I’m not sure this strategy is net positive. If dangerous AI (dangerous at least as Slaughterbots) is developed before alignment is solved, the world is probably better off if the first visibly-dangerous-AI is goal-directed rather than, say, an Oracle. The former would probably be a much weaker optimization process and probably won’t result in an existential catastrophe; and perhaps will make some governance solutions more feasible.
Can you clarify the argument? Are you optimizing for an obvious AI disaster to happen as soon as possible so people take the issue more seriously?
I’m not optimizing for raising awareness via an “obvious AI disaster” due to multiple reasons, including the huge risk to the reputation of the AI safety community and the unilateralist’s curse.
I do think that when considering whether to invest in an effort which might prevent recoverable near-term AI accidents, one should consider the possibility that the effort would prevent pivotal events (e.g. one that would have enabled useful governance solutions resulting in more time for alignment research).
Efforts that prevent recoverable near-term AI accidents might be astronomically net-positive if they help make AI alignment more mainstream in the general ML community.
(anyone who thinks I shouldn’t discuss this publicly is welcome to let me know via a PM or anonymously here)
In this scenario, wouldn’t you eventually build a sufficiently powerful goal-directed AI that leads to an existential catastrophe?
Perhaps the hope is that when everyone sees that the first goal-directed AI is visibly dangerous then they actually believe that goal-directed AI is dangerous.
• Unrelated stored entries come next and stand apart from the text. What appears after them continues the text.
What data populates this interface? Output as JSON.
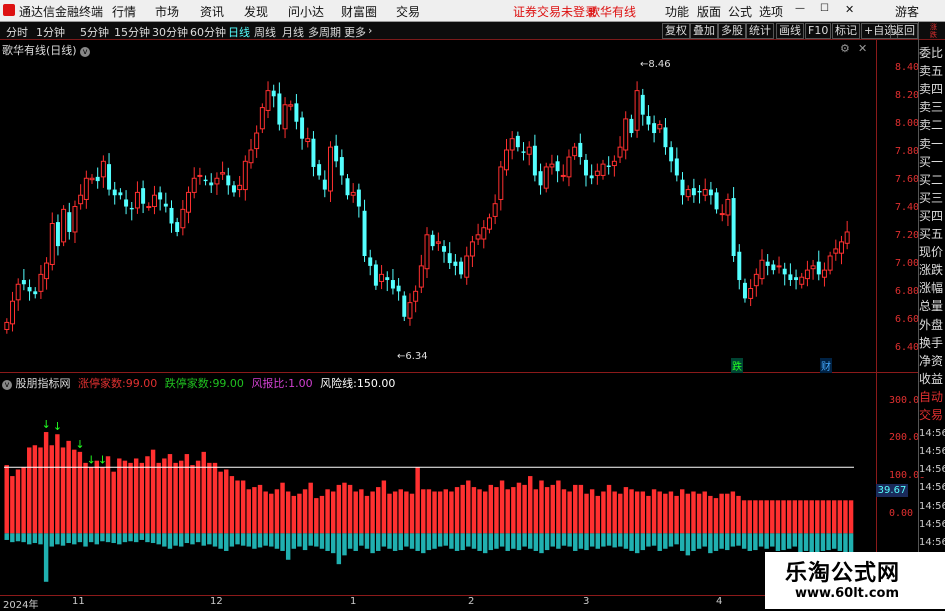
{
  "app": {
    "title": "通达信金融终端",
    "menu": [
      "行情",
      "市场",
      "资讯",
      "发现",
      "问小达",
      "财富圈",
      "交易"
    ],
    "login_status": "证券交易未登录",
    "formula_name": "歌华有线",
    "right_menu": [
      "功能",
      "版面",
      "公式",
      "选项",
      "游客"
    ]
  },
  "periods": {
    "items": [
      "分时",
      "1分钟",
      "5分钟",
      "15分钟",
      "30分钟",
      "60分钟",
      "日线",
      "周线",
      "月线",
      "多周期",
      "更多"
    ],
    "active": "日线"
  },
  "toolbar_right": [
    "复权",
    "叠加",
    "多股",
    "统计",
    "画线",
    "F10",
    "标记",
    "+自选",
    "返回"
  ],
  "main_chart": {
    "title": "歌华有线(日线)",
    "high_label": "8.46",
    "low_label": "6.34",
    "yticks": [
      "8.40",
      "8.20",
      "8.00",
      "7.80",
      "7.60",
      "7.40",
      "7.20",
      "7.00",
      "6.80",
      "6.60",
      "6.40"
    ],
    "marker_die": "跌",
    "marker_cai": "财"
  },
  "indicator": {
    "name": "股朋指标网",
    "items": [
      {
        "label": "涨停家数:",
        "value": "99.00",
        "color": "#e03030"
      },
      {
        "label": "跌停家数:",
        "value": "99.00",
        "color": "#20c020"
      },
      {
        "label": "风报比:",
        "value": "1.00",
        "color": "#d040d0"
      },
      {
        "label": "风险线:",
        "value": "150.00",
        "color": "#ffffff"
      }
    ],
    "yticks": [
      "300.00",
      "200.00",
      "100.00",
      "0.00"
    ],
    "current_value": "39.67"
  },
  "time_axis": [
    "2024年",
    "11",
    "12",
    "1",
    "2",
    "3",
    "4"
  ],
  "right_panel": {
    "top_label": "涨\n跌\n5\n100",
    "items": [
      "委比",
      "卖五",
      "卖四",
      "卖三",
      "卖二",
      "卖一",
      "买一",
      "买二",
      "买三",
      "买四",
      "买五",
      "现价",
      "涨跌",
      "涨幅",
      "总量",
      "外盘",
      "换手",
      "净资",
      "收益",
      "自动",
      "交易",
      "14:56",
      "14:56",
      "14:56",
      "14:56",
      "14:56",
      "14:56",
      "14:56",
      "14:56"
    ]
  },
  "watermark": {
    "title": "乐淘公式网",
    "url": "www.60lt.com"
  },
  "colors": {
    "up": "#ff3030",
    "down": "#54ffff",
    "grid": "#8b1a1a",
    "bg": "#000000"
  },
  "chart_data": {
    "type": "candlestick",
    "y_range": [
      6.3,
      8.55
    ],
    "close": [
      6.58,
      6.73,
      6.85,
      6.85,
      6.8,
      6.78,
      6.92,
      7.0,
      7.28,
      7.12,
      7.38,
      7.22,
      7.4,
      7.48,
      7.6,
      7.6,
      7.58,
      7.72,
      7.52,
      7.48,
      7.48,
      7.4,
      7.38,
      7.5,
      7.42,
      7.4,
      7.48,
      7.45,
      7.4,
      7.28,
      7.22,
      7.38,
      7.5,
      7.6,
      7.62,
      7.58,
      7.55,
      7.6,
      7.64,
      7.55,
      7.5,
      7.55,
      7.72,
      7.8,
      7.92,
      8.1,
      8.22,
      8.18,
      7.98,
      8.12,
      8.12,
      8.0,
      7.88,
      7.88,
      7.68,
      7.62,
      7.52,
      7.82,
      7.72,
      7.62,
      7.48,
      7.5,
      7.4,
      7.05,
      6.98,
      6.84,
      6.92,
      6.88,
      6.82,
      6.8,
      6.62,
      6.72,
      6.8,
      6.98,
      7.2,
      7.12,
      7.15,
      7.08,
      7.0,
      6.98,
      6.92,
      7.05,
      7.15,
      7.2,
      7.25,
      7.32,
      7.42,
      7.68,
      7.8,
      7.88,
      7.82,
      7.78,
      7.82,
      7.62,
      7.55,
      7.68,
      7.7,
      7.65,
      7.62,
      7.75,
      7.82,
      7.75,
      7.62,
      7.6,
      7.65,
      7.7,
      7.68,
      7.72,
      7.82,
      8.02,
      7.92,
      8.22,
      8.05,
      7.98,
      7.92,
      7.98,
      7.82,
      7.72,
      7.62,
      7.48,
      7.52,
      7.48,
      7.5,
      7.52,
      7.48,
      7.38,
      7.35,
      7.45,
      7.05,
      6.88,
      6.75,
      6.82,
      6.92,
      7.02,
      6.98,
      6.95,
      6.98,
      6.92,
      6.88,
      6.88,
      6.9,
      6.95,
      6.98,
      6.92,
      6.95,
      7.05,
      7.1,
      7.15,
      7.22
    ],
    "indicator_up": [
      155,
      130,
      145,
      150,
      195,
      200,
      195,
      230,
      200,
      225,
      195,
      210,
      190,
      185,
      160,
      150,
      165,
      150,
      175,
      140,
      170,
      165,
      160,
      170,
      160,
      175,
      190,
      160,
      170,
      180,
      160,
      165,
      180,
      155,
      165,
      185,
      160,
      160,
      140,
      145,
      130,
      120,
      120,
      100,
      105,
      110,
      95,
      90,
      100,
      115,
      95,
      85,
      90,
      100,
      115,
      80,
      85,
      100,
      95,
      110,
      115,
      110,
      95,
      100,
      85,
      95,
      105,
      120,
      90,
      95,
      100,
      95,
      90,
      150,
      100,
      100,
      95,
      95,
      100,
      95,
      105,
      110,
      120,
      105,
      100,
      95,
      110,
      105,
      120,
      100,
      105,
      115,
      110,
      130,
      100,
      120,
      105,
      110,
      120,
      100,
      95,
      110,
      110,
      90,
      100,
      85,
      95,
      110,
      95,
      90,
      105,
      100,
      95,
      95,
      85,
      100,
      95,
      90,
      95,
      85,
      100,
      90,
      95,
      90,
      95,
      85,
      80,
      90,
      90,
      95,
      85,
      75,
      75,
      75,
      75,
      75,
      75,
      75,
      75,
      75,
      75,
      75,
      75,
      75,
      75,
      75,
      75,
      75,
      75,
      75,
      75
    ],
    "indicator_down": [
      -15,
      -20,
      -18,
      -20,
      -25,
      -22,
      -25,
      -110,
      -30,
      -25,
      -28,
      -22,
      -25,
      -20,
      -30,
      -20,
      -25,
      -18,
      -20,
      -22,
      -25,
      -20,
      -18,
      -20,
      -15,
      -20,
      -22,
      -25,
      -30,
      -35,
      -28,
      -30,
      -22,
      -25,
      -20,
      -28,
      -25,
      -30,
      -35,
      -40,
      -30,
      -25,
      -28,
      -30,
      -35,
      -32,
      -28,
      -30,
      -35,
      -40,
      -60,
      -35,
      -30,
      -38,
      -28,
      -30,
      -35,
      -40,
      -45,
      -70,
      -50,
      -35,
      -40,
      -28,
      -35,
      -45,
      -40,
      -30,
      -35,
      -40,
      -38,
      -30,
      -35,
      -40,
      -45,
      -38,
      -35,
      -30,
      -28,
      -35,
      -40,
      -38,
      -30,
      -35,
      -40,
      -45,
      -38,
      -35,
      -30,
      -40,
      -35,
      -38,
      -30,
      -35,
      -40,
      -45,
      -38,
      -30,
      -35,
      -28,
      -30,
      -40,
      -35,
      -38,
      -30,
      -35,
      -30,
      -28,
      -32,
      -30,
      -35,
      -40,
      -45,
      -38,
      -30,
      -28,
      -40,
      -35,
      -30,
      -25,
      -40,
      -50,
      -40,
      -35,
      -30,
      -45,
      -40,
      -35,
      -38,
      -30,
      -28,
      -35,
      -40,
      -38,
      -30,
      -35,
      -30,
      -40,
      -38,
      -35,
      -30,
      -45,
      -40,
      -50,
      -45,
      -40,
      -38,
      -35,
      -40,
      -60,
      -80
    ],
    "indicator_range": [
      -140,
      330
    ],
    "risk_line": 150,
    "arrow_positions": [
      7,
      9,
      13,
      15,
      17
    ]
  }
}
But in the scenario where we are building alternatives to goal-directed AI and they are actually getting used, I would predict that we have convinced most AI researchers that goal-directed AI is dangerous.
(Also, I think you can level this argument at nearly all AI safety research agendas, with possibly the exception of Agent Foundations.)
I think I didn’t articulate my argument clearly, I tried to clarify it in my reply to Jessica.
I think my argument might be especially relevant to the effort of persuading AI researchers not to build goal-directed systems.
If a result of this effort is convincing more AI researchers in the general premise that x-risk from AI is something worth worrying about, then that’s a very strong argument in favor of carrying out the effort (and I agree this result should correlate with convincing AI researchers not to build goal-directed systems—if that’s what you argued in your comment).
Yeah, I was imagining that we would convince AI researchers that goal-directed systems are dangerous, and that we should build the non-goal-directed versions instead.
Building a non goal directed agent is like building a cart out of non-wood materials. Goal directed behavior is relatively well understood. We know that most goal directed designs don’t do what we want. Most arrangements of wood do not form a functioning cart.
I suspect that a randomly selected agent from the space of all non goal directed agents is also useless or dangerous, in much the same way that a random arrangement of non wood materials is.
Now there are a couple of regions of design space that are not goal directed and look like they contain useful AI’s. We might be better off making our cart from Iron, but Iron has its own problems.
Sure. We aren’t going to choose an agent randomly.
Agreed, but maybe those problems are easier to solve.